Now his nephews Rizwan and Muazzam who trained under his leadership, are continuing the Sufi practice where hypnotic vocal repetitions are intended to induce a state of ecstasy.
The brothers, who are backed by traditional instruments including the harmonium and tabla, kick-started their UK tour this week which will see them mark the 20th anniversary of the death of their legendary uncle.
In an interview with Eastern Eye, Muazzam said the spiritual music which spreads a message of love and peace, would continue to be passed on through generations.
He paid tribute to his uncle and said the brothers were determined to keep the family qawwali tradition alive.
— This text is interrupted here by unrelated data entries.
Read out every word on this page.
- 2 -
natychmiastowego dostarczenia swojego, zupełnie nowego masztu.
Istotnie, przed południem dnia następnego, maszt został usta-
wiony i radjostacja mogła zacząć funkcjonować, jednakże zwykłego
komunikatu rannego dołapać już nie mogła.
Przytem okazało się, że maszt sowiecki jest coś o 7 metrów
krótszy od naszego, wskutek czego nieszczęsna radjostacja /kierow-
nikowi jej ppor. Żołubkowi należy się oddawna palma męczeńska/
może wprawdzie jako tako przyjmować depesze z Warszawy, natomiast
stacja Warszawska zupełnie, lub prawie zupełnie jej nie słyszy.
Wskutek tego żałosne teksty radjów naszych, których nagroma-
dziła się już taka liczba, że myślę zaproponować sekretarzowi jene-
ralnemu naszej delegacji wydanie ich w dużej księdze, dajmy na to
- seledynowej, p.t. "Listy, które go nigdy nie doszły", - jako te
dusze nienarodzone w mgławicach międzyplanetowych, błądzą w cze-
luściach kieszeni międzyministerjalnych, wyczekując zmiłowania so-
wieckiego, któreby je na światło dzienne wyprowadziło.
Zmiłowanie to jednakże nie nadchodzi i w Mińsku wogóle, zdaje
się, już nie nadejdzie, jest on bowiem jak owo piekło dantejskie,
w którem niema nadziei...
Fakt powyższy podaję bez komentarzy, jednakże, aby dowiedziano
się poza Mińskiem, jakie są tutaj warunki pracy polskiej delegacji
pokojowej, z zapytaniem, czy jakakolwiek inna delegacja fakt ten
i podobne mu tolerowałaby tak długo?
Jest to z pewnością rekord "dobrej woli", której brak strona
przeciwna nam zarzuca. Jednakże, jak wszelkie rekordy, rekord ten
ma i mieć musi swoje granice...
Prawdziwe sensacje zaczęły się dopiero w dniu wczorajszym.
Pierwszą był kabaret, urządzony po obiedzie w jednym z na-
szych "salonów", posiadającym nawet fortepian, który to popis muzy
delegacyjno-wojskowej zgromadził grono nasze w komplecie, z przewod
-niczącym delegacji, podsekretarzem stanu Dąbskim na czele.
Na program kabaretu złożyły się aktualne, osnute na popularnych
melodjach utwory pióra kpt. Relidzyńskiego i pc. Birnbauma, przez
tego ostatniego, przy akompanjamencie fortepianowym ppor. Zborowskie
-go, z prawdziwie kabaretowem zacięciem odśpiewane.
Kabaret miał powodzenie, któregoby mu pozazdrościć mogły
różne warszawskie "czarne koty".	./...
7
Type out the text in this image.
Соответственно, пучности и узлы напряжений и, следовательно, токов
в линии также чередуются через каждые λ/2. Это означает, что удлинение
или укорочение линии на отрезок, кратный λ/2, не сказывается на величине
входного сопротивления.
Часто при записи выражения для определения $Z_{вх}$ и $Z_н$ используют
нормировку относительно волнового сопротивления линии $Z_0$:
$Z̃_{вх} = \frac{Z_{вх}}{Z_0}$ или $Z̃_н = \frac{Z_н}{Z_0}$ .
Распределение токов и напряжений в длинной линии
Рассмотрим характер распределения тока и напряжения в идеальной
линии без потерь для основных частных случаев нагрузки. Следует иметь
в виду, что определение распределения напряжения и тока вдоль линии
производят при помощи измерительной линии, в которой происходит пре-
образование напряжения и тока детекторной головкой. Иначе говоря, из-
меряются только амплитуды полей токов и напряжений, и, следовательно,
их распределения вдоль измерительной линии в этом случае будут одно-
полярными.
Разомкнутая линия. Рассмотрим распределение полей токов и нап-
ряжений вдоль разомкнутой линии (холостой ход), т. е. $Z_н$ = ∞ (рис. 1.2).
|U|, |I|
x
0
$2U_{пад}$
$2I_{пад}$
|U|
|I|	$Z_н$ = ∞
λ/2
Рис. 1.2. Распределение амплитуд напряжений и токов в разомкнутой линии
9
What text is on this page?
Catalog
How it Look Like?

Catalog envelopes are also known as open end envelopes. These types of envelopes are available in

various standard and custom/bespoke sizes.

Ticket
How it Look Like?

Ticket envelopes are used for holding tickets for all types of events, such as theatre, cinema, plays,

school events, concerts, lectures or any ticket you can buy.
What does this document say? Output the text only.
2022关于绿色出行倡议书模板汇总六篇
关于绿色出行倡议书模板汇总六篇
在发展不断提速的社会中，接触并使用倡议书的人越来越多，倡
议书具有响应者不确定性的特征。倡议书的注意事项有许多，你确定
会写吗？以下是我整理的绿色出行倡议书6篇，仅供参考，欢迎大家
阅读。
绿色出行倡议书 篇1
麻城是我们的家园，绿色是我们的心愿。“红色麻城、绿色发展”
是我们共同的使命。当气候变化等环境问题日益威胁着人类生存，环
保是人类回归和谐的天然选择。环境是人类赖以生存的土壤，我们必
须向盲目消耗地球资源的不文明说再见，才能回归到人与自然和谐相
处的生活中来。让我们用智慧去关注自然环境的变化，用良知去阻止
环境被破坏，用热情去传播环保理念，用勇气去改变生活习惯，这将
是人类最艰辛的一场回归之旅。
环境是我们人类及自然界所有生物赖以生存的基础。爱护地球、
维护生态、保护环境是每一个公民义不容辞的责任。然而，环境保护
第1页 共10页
Speaking about the tour, Muazzam said: “People will get all the flavours of our great uncle. We will do our best to entertain qawwali lovers as it is a tribute to him.”
Nusrat Fateh Ali Khan brought Sufi music to an international stage, and his influence is far reaching.
Qawwali music is a form of Sufi devotional music from the Indian subcontinent in which romantic love is a metaphor for spiritual adoration and mystical enlightenment.
Taking the tradition forward, Rizwan and Muazzam continue to expand the reach of qawwali to new audiences, and have worked with contemporary producers such as Fun-Da-Mental and Neil Sparks.
During the tour on the 70th anniversary year of the formation of Pakistan, the group will perform Nusrat Fateh Ali Khan’s own compositions, many of which have not been heard before by UK audiences, along with traditional and well-loved qawwali songs.
Muazzam added: “We are all really very excited about our UK tour and looking forward to meeting and performing in front of our fans and qawwali loving audiences. We will be following in the footsteps of our great uncle, he loved performing and meeting his fans in the UK and we will be paying our humble respects to him with a very special show for qawwali fans on the 20th anniversary year since his passing.”
The brothers, whose father also performed with Nusrat Fateh Ali Khan, have been performing together since the 1990s and have graced the stages at WOMAD festival and The Royal Opera House, developing a devoted global following.
Their soaring voices are backed by a gharana, an ensemble of harmonium and tabla accompanied by rhythmic hand-claps.
They have produced several acclaimed albums with Real World Records and performed with fellow Pakistani singers and musicians at the Coke Studio Pakistan.
The ten-piece band performs in traditional style – sitting on the ground rather than on seats – which they believe brings them closer to god.
See Rizwan-Muazzam Qawwali on Saturday March 25 at Harwood Assembly Rooms, Leeds Sunday March 26 at The Sage, Gateshead, Monday March 27 at The Barbican, London and Thursday March 30 at Birmingham Town Hall, Birmingham.